What I would do is tell Girl A the situation. Maybe not now, maybe not in such detail, but it is good to let her know that, and this would be perfect to say, a friend of yours is having a small problem right now and you're still thinking of how to fix it. When she asks what it is, tell her you would rather she did not get involved, because you believe it is your responsibility and you would rather it not spill out of control or escalate and hurt somebody, and you are concerned she might get hurt. Remember to tell her that you will tell her all about it eventually, hopefully when it is over, or you need to protect her from it, or when you need her help, (and by all means, do. She will remember).
Don't lie and tell the truth.
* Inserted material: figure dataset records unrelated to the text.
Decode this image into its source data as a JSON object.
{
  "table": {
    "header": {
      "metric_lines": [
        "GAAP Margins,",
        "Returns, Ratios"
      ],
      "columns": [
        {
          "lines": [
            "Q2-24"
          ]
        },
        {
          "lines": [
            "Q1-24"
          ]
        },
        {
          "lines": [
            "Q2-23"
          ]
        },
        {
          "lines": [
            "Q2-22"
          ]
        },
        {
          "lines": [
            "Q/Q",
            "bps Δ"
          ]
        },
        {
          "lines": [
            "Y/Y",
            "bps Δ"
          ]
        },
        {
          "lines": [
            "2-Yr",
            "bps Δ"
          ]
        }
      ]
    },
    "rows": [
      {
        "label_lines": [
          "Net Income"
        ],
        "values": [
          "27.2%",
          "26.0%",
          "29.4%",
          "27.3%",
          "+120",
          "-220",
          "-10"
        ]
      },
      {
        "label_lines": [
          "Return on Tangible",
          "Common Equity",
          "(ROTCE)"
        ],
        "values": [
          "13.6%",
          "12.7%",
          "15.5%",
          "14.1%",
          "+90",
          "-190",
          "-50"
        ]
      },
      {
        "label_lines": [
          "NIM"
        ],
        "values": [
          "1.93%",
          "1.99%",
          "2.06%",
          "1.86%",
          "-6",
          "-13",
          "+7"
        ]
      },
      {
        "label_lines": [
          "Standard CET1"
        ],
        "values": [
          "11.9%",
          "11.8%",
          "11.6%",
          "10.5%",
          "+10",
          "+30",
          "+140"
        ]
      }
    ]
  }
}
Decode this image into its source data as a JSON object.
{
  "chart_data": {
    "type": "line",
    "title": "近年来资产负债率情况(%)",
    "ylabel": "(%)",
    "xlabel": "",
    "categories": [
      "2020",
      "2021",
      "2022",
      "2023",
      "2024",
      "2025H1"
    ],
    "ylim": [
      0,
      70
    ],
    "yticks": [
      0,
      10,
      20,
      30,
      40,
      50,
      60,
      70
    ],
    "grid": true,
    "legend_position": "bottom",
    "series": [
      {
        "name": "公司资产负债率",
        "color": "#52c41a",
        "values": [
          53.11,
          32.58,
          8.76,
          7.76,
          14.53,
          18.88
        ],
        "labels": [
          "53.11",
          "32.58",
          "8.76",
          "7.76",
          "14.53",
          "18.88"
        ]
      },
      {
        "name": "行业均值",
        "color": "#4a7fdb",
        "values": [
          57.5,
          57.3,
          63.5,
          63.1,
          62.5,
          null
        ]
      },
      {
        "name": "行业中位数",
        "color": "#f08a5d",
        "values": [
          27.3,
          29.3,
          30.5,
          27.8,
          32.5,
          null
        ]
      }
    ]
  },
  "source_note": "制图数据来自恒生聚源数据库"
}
Tell her what she needs to know so she knows there might be something on your mind and that case, if worse comes to worse, at least she knows you were trying to protect her.
And funny thing, that was the easy part.
Ok, because I am running out of time, I'll try to keep this brief.
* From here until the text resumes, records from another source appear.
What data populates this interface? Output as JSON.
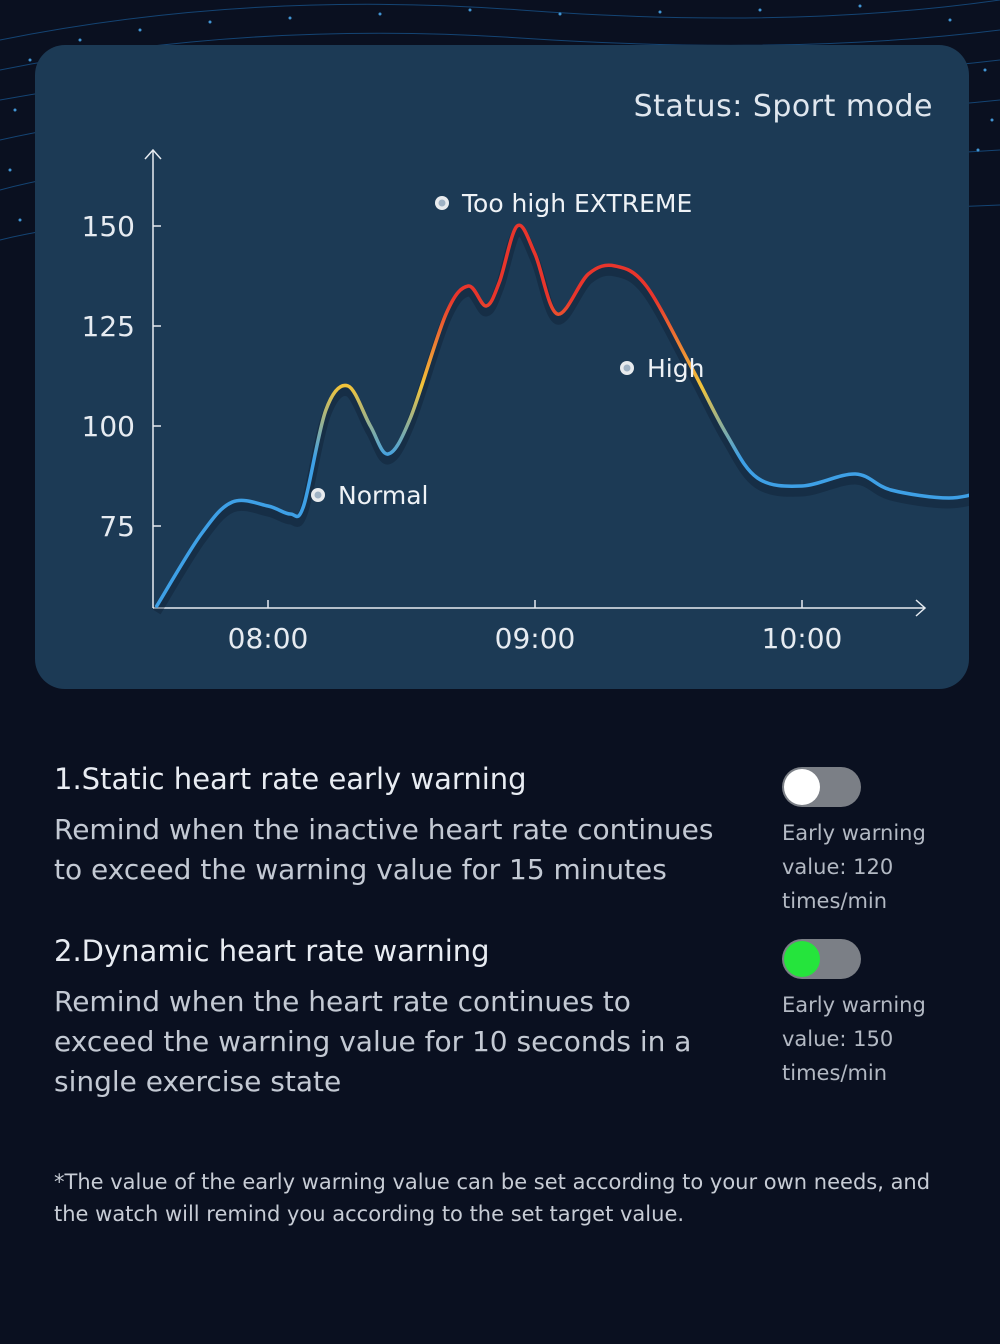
{
  "chart_card": {
    "status": "Status: Sport mode"
  },
  "chart_data": {
    "type": "line",
    "x_ticks": [
      "08:00",
      "09:00",
      "10:00"
    ],
    "y_ticks": [
      150,
      125,
      100,
      75
    ],
    "annotations": [
      {
        "label": "Too high EXTREME"
      },
      {
        "label": "High"
      },
      {
        "label": "Normal"
      }
    ],
    "series": [
      {
        "points": [
          [
            "07:35",
            55
          ],
          [
            "07:45",
            73
          ],
          [
            "07:52",
            81
          ],
          [
            "08:00",
            80
          ],
          [
            "08:05",
            78
          ],
          [
            "08:08",
            80
          ],
          [
            "08:13",
            104
          ],
          [
            "08:18",
            110
          ],
          [
            "08:23",
            100
          ],
          [
            "08:27",
            93
          ],
          [
            "08:32",
            102
          ],
          [
            "08:40",
            128
          ],
          [
            "08:45",
            135
          ],
          [
            "08:49",
            130
          ],
          [
            "08:52",
            136
          ],
          [
            "08:56",
            150
          ],
          [
            "09:00",
            143
          ],
          [
            "09:05",
            128
          ],
          [
            "09:12",
            138
          ],
          [
            "09:18",
            140
          ],
          [
            "09:25",
            135
          ],
          [
            "09:35",
            115
          ],
          [
            "09:43",
            98
          ],
          [
            "09:50",
            87
          ],
          [
            "10:00",
            85
          ],
          [
            "10:12",
            88
          ],
          [
            "10:20",
            84
          ],
          [
            "10:33",
            82
          ],
          [
            "10:42",
            84
          ]
        ]
      }
    ],
    "colors": {
      "normal": "#3ea0e6",
      "high": "#f2c43a",
      "extreme": "#e8352c"
    }
  },
  "warnings": [
    {
      "title": "1.Static heart rate early warning",
      "description": "Remind when the inactive heart rate continues to exceed the warning value for 15 minutes",
      "toggle_state": "off",
      "early_warning_label": "Early warning",
      "early_warning_value": "value: 120 times/min"
    },
    {
      "title": "2.Dynamic heart rate warning",
      "description": "Remind when the heart rate continues to exceed the warning value for 10 seconds in a single exercise state",
      "toggle_state": "on",
      "early_warning_label": "Early warning",
      "early_warning_value": "value: 150 times/min"
    }
  ],
  "footnote": "*The value of the early warning value can be set according to your own needs, and the watch will remind you according to the set target value."
}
Talk to Girl B. Make sure she understands how you feel. But, and this is incredibly important, make sure you give her some hope for the future. Let her know that there are still other guys out there, that you're here for her as a friend, and that you know she'll find a good guy for her. It may not be you, but maybe someone better. You don't know the future and neither does she, but you guys can't change the present or the past. Working to make the future better is all you can hope for. You don't know what will happen in her relationships, and neither does she. But you care enough to tell her that when she does find the guy for her, and she will, he will be the best thing that she ever found. And anyway, even if it's just a dream right now, a hope that may never come true, it is still better than moping over the past. tell her that you care to be her friend, but her boyfriend is still out there waiting for her.
Funny thing, and don't ask how I know this, but I'll bet it's true.